Exogenous IL-2 rescues WKO nTreg cell dysfunction. (A) WKO nTreg cells do not proliferate upon CD3-mediated stimulation and respond to exogenous IL-2. [³H]thymidine uptake of CD4⁺CD25⁺ nTreg cells isolated from the spleens of WT (black bars) or WKO (white bars) mice 3 d after stimulation with mitomycin-treated T cell–depleted splenocytes and 0.5 μg/ml anti-CD3ɛ or 0.5 μg/ml anti-CD3ɛ plus 10 μg/ml IL-2. Shown are averages ± SD of one representative of three independent experiments performed in triplicate. (B) IL-2 and antigen receptor–mediated preactivation of WKO nTreg cells substantially rescues their proliferation defects. [³H]thymidine uptake of CD4⁺CD25⁻ T cells isolated from the spleens of WT mice and cocultured with CD4⁺CD25⁺ cells from WT (black curves) or WKO (gray curves) mice at different CD25⁺/CD25⁻ ratios.
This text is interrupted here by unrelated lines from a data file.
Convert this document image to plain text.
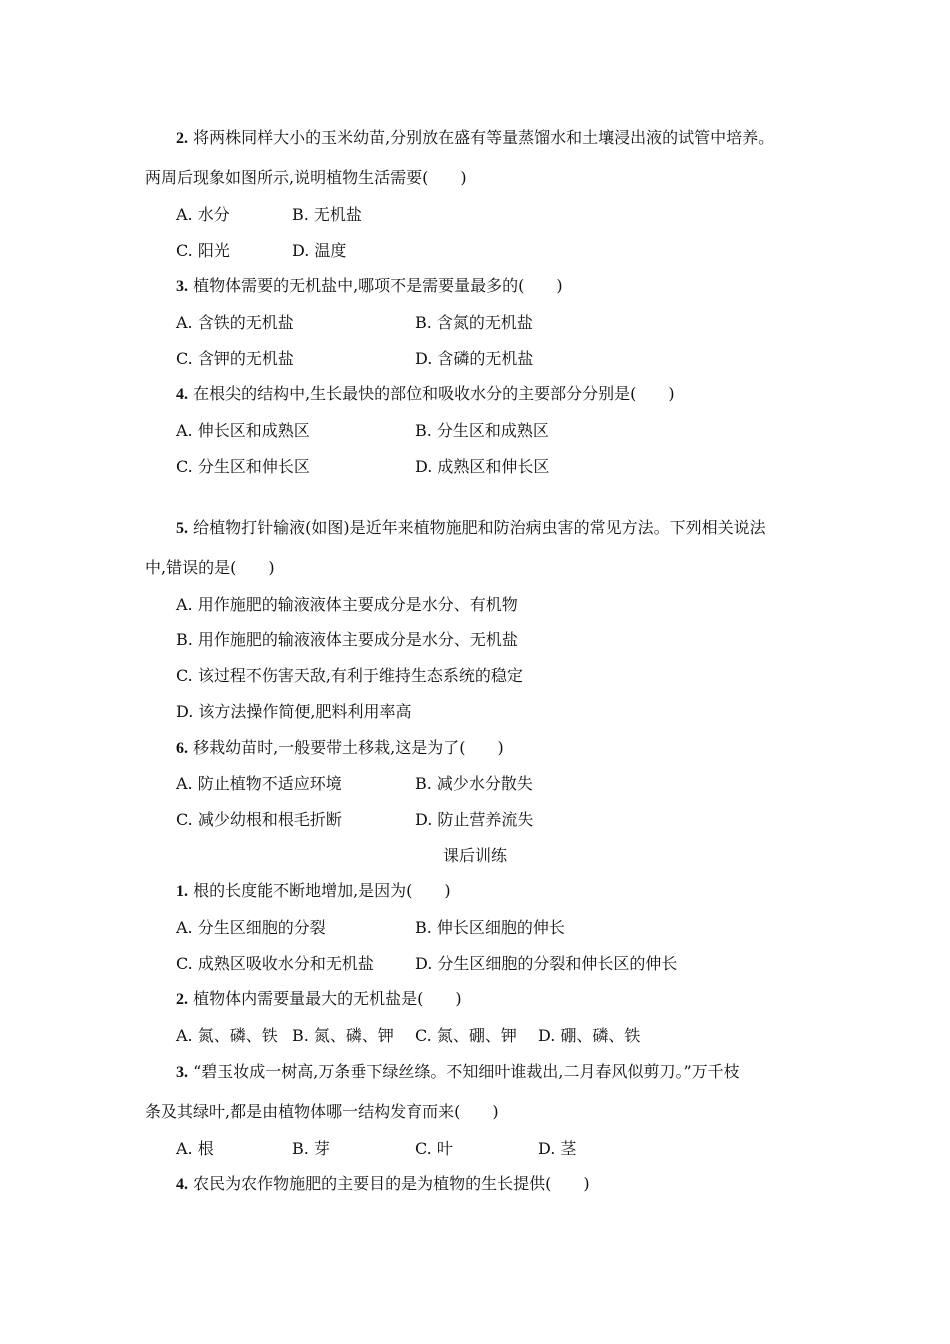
2. 将两株同样大小的玉米幼苗,分别放在盛有等量蒸馏水和土壤浸出液的试管中培养。
两周后现象如图所示,说明植物生活需要(　　)
A. 水分	B. 无机盐
C. 阳光	D. 温度
3. 植物体需要的无机盐中,哪项不是需要量最多的(　　)
A. 含铁的无机盐	B. 含氮的无机盐
C. 含钾的无机盐	D. 含磷的无机盐
4. 在根尖的结构中,生长最快的部位和吸收水分的主要部分分别是(　　)
A. 伸长区和成熟区	B. 分生区和成熟区
C. 分生区和伸长区	D. 成熟区和伸长区
5. 给植物打针输液(如图)是近年来植物施肥和防治病虫害的常见方法。下列相关说法
中,错误的是(　　)
A. 用作施肥的输液液体主要成分是水分、有机物
B. 用作施肥的输液液体主要成分是水分、无机盐
C. 该过程不伤害天敌,有利于维持生态系统的稳定
D. 该方法操作简便,肥料利用率高
6. 移栽幼苗时,一般要带土移栽,这是为了(　　)
A. 防止植物不适应环境	B. 减少水分散失
C. 减少幼根和根毛折断	D. 防止营养流失
课后训练
1. 根的长度能不断地增加,是因为(　　)
A. 分生区细胞的分裂	B. 伸长区细胞的伸长
C. 成熟区吸收水分和无机盐	D. 分生区细胞的分裂和伸长区的伸长
2. 植物体内需要量最大的无机盐是(　　)
A. 氮、磷、铁 B. 氮、磷、钾 C. 氮、硼、钾 D. 硼、磷、铁
3. “碧玉妆成一树高,万条垂下绿丝绦。不知细叶谁裁出,二月春风似剪刀。”万千枝
条及其绿叶,都是由植物体哪一结构发育而来(　　)
A. 根	B. 芽	C. 叶	D. 茎
4. 农民为农作物施肥的主要目的是为植物的生长提供(　　)
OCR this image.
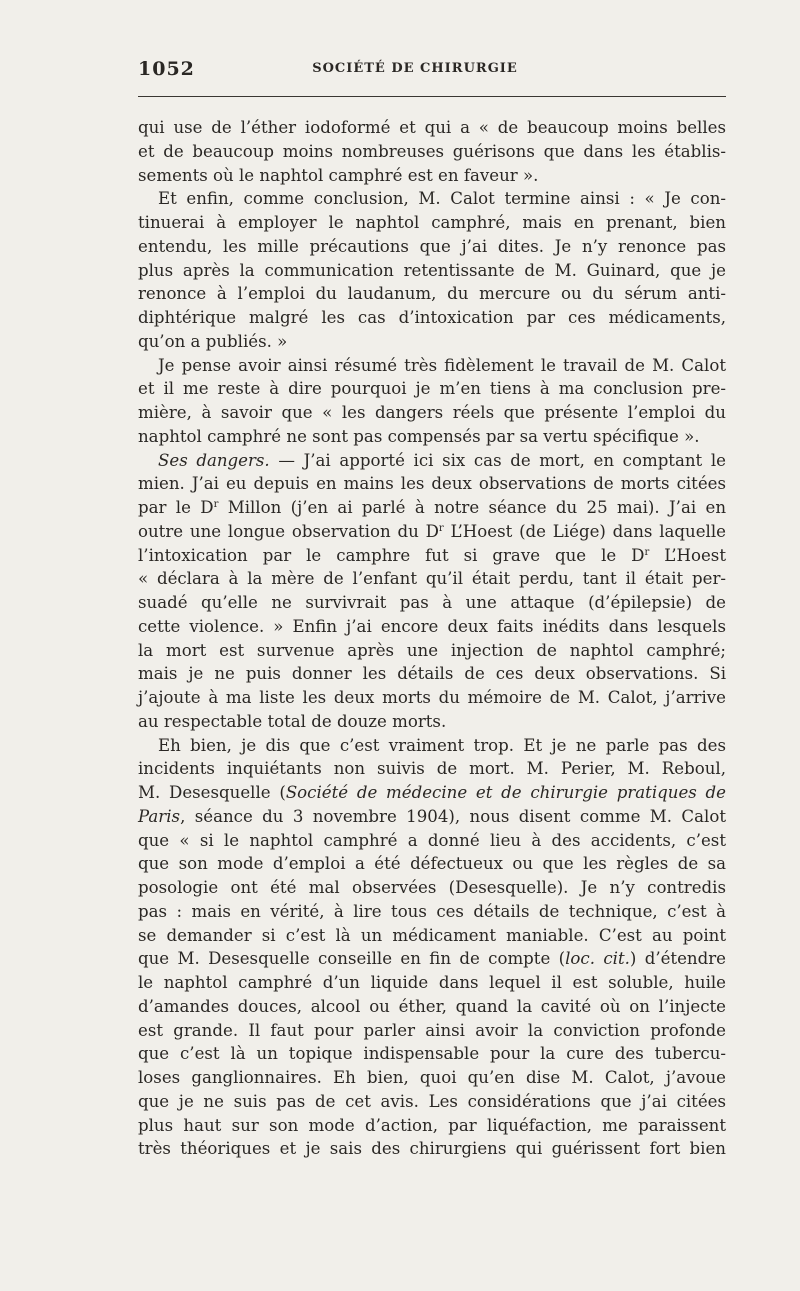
1052	SOCIÉTÉ DE CHIRURGIE
qui use de l’éther iodoformé et qui a « de beaucoup moins belles
et de beaucoup moins nombreuses guérisons que dans les établis-
sements où le naphtol camphré est en faveur ».
Et enfin, comme conclusion, M. Calot termine ainsi : « Je con-
tinuerai à employer le naphtol camphré, mais en prenant, bien
entendu, les mille précautions que j’ai dites. Je n’y renonce pas
plus après la communication retentissante de M. Guinard, que je
renonce à l’emploi du laudanum, du mercure ou du sérum anti-
diphtérique malgré les cas d’intoxication par ces médicaments,
qu’on a publiés. »
Je pense avoir ainsi résumé très fidèlement le travail de M. Calot
et il me reste à dire pourquoi je m’en tiens à ma conclusion pre-
mière, à savoir que « les dangers réels que présente l’emploi du
naphtol camphré ne sont pas compensés par sa vertu spécifique ».
Ses dangers. — J’ai apporté ici six cas de mort, en comptant le
mien. J’ai eu depuis en mains les deux observations de morts citées
par le $D^r$ Millon (j’en ai parlé à notre séance du 25 mai). J’ai en
outre une longue observation du $D^r$ L’Hoest (de Liége) dans laquelle
l’intoxication par le camphre fut si grave que le $D^r$ L’Hoest
« déclara à la mère de l’enfant qu’il était perdu, tant il était per-
suadé qu’elle ne survivrait pas à une attaque (d’épilepsie) de
cette violence. » Enfin j’ai encore deux faits inédits dans lesquels
la mort est survenue après une injection de naphtol camphré;
mais je ne puis donner les détails de ces deux observations. Si
j’ajoute à ma liste les deux morts du mémoire de M. Calot, j’arrive
au respectable total de douze morts.
Eh bien, je dis que c’est vraiment trop. Et je ne parle pas des
incidents inquiétants non suivis de mort. M. Perier, M. Reboul,
M. Desesquelle (Société de médecine et de chirurgie pratiques de
Paris, séance du 3 novembre 1904), nous disent comme M. Calot
que « si le naphtol camphré a donné lieu à des accidents, c’est
que son mode d’emploi a été défectueux ou que les règles de sa
posologie ont été mal observées (Desesquelle). Je n’y contredis
pas : mais en vérité, à lire tous ces détails de technique, c’est à
se demander si c’est là un médicament maniable. C’est au point
que M. Desesquelle conseille en fin de compte (loc. cit.) d’étendre
le naphtol camphré d’un liquide dans lequel il est soluble, huile
d’amandes douces, alcool ou éther, quand la cavité où on l’injecte
est grande. Il faut pour parler ainsi avoir la conviction profonde
que c’est là un topique indispensable pour la cure des tubercu-
loses ganglionnaires. Eh bien, quoi qu’en dise M. Calot, j’avoue
que je ne suis pas de cet avis. Les considérations que j’ai citées
plus haut sur son mode d’action, par liquéfaction, me paraissent
très théoriques et je sais des chirurgiens qui guérissent fort bien
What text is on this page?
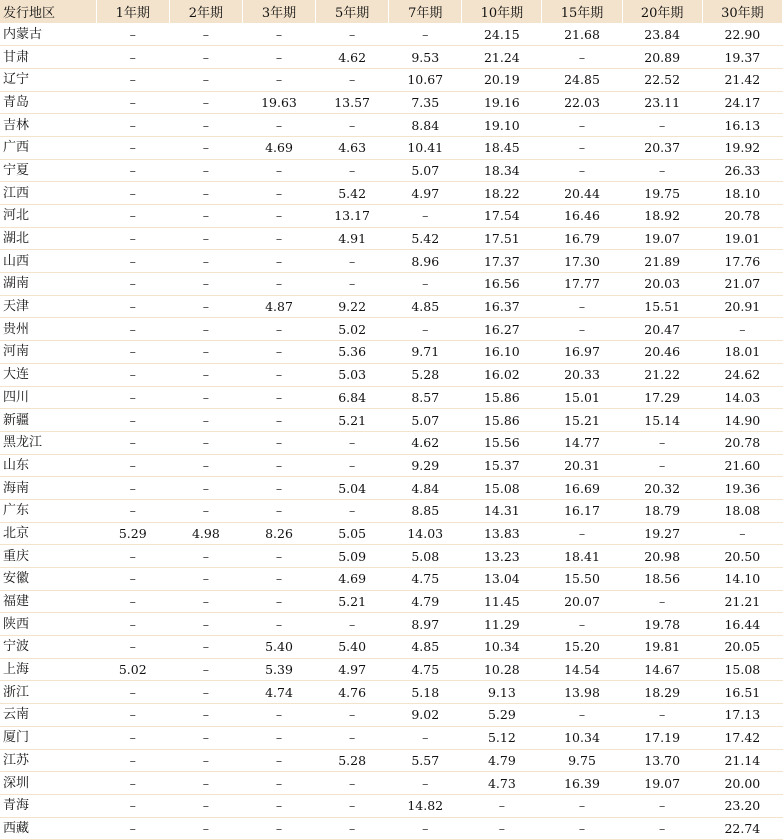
发行地区	1年期	2年期	3年期	5年期	7年期	10年期	15年期	20年期	30年期
内蒙古	–	–	–	–	–	24.15	21.68	23.84	22.90
甘肃	–	–	–	4.62	9.53	21.24	–	20.89	19.37
辽宁	–	–	–	–	10.67	20.19	24.85	22.52	21.42
青岛	–	–	19.63	13.57	7.35	19.16	22.03	23.11	24.17
吉林	–	–	–	–	8.84	19.10	–	–	16.13
广西	–	–	4.69	4.63	10.41	18.45	–	20.37	19.92
宁夏	–	–	–	–	5.07	18.34	–	–	26.33
江西	–	–	–	5.42	4.97	18.22	20.44	19.75	18.10
河北	–	–	–	13.17	–	17.54	16.46	18.92	20.78
湖北	–	–	–	4.91	5.42	17.51	16.79	19.07	19.01
山西	–	–	–	–	8.96	17.37	17.30	21.89	17.76
湖南	–	–	–	–	–	16.56	17.77	20.03	21.07
天津	–	–	4.87	9.22	4.85	16.37	–	15.51	20.91
贵州	–	–	–	5.02	–	16.27	–	20.47	–
河南	–	–	–	5.36	9.71	16.10	16.97	20.46	18.01
大连	–	–	–	5.03	5.28	16.02	20.33	21.22	24.62
四川	–	–	–	6.84	8.57	15.86	15.01	17.29	14.03
新疆	–	–	–	5.21	5.07	15.86	15.21	15.14	14.90
黑龙江	–	–	–	–	4.62	15.56	14.77	–	20.78
山东	–	–	–	–	9.29	15.37	20.31	–	21.60
海南	–	–	–	5.04	4.84	15.08	16.69	20.32	19.36
广东	–	–	–	–	8.85	14.31	16.17	18.79	18.08
北京	5.29	4.98	8.26	5.05	14.03	13.83	–	19.27	–
重庆	–	–	–	5.09	5.08	13.23	18.41	20.98	20.50
安徽	–	–	–	4.69	4.75	13.04	15.50	18.56	14.10
福建	–	–	–	5.21	4.79	11.45	20.07	–	21.21
陕西	–	–	–	–	8.97	11.29	–	19.78	16.44
宁波	–	–	5.40	5.40	4.85	10.34	15.20	19.81	20.05
上海	5.02	–	5.39	4.97	4.75	10.28	14.54	14.67	15.08
浙江	–	–	4.74	4.76	5.18	9.13	13.98	18.29	16.51
云南	–	–	–	–	9.02	5.29	–	–	17.13
厦门	–	–	–	–	–	5.12	10.34	17.19	17.42
江苏	–	–	–	5.28	5.57	4.79	9.75	13.70	21.14
深圳	–	–	–	–	–	4.73	16.39	19.07	20.00
青海	–	–	–	–	14.82	–	–	–	23.20
西藏	–	–	–	–	–	–	–	–	22.74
Dashed curves represent suppressive effects of WT or WKO nTreg cells after a prior 3-d activation with 10 μg/ml of plate-bound anti-CD3ɛ and 25 μg/ml IL-2. Shown are results of one out of three independent experiments performed in triplicate. (C) Decreased IL-10 secretion of stimulated WKO nTreg cells. IL-10 concentrations were determined by ELISA in the supernatant of nTreg cells or CD4⁺CD25⁻ splenocytes isolated from WT or WKO mice that were unstimulated or stimulated for 3 d with 10 μg/ml anti-CD3ɛ and 25 μg/ml IL-2, or PMA and ionomycin. Shown are averages of one representative of four independent experiments, each performed in duplicate. Error bars represent standard deviations.

Figure 7.

Proposed model for nTreg cell dysfunction and colitis development in WKO mice. Decreased nTreg cell numbers in both the thymus and the periphery (lymph nodes) are observed in WKO mice and may result from IL-2 deficiency and TCR activation defects. IL-2 deficiency, aberrant nTreg cell homing, activation, and reduced IL-10 secretion lead to impaired suppression of colitogenic T cells and colitis.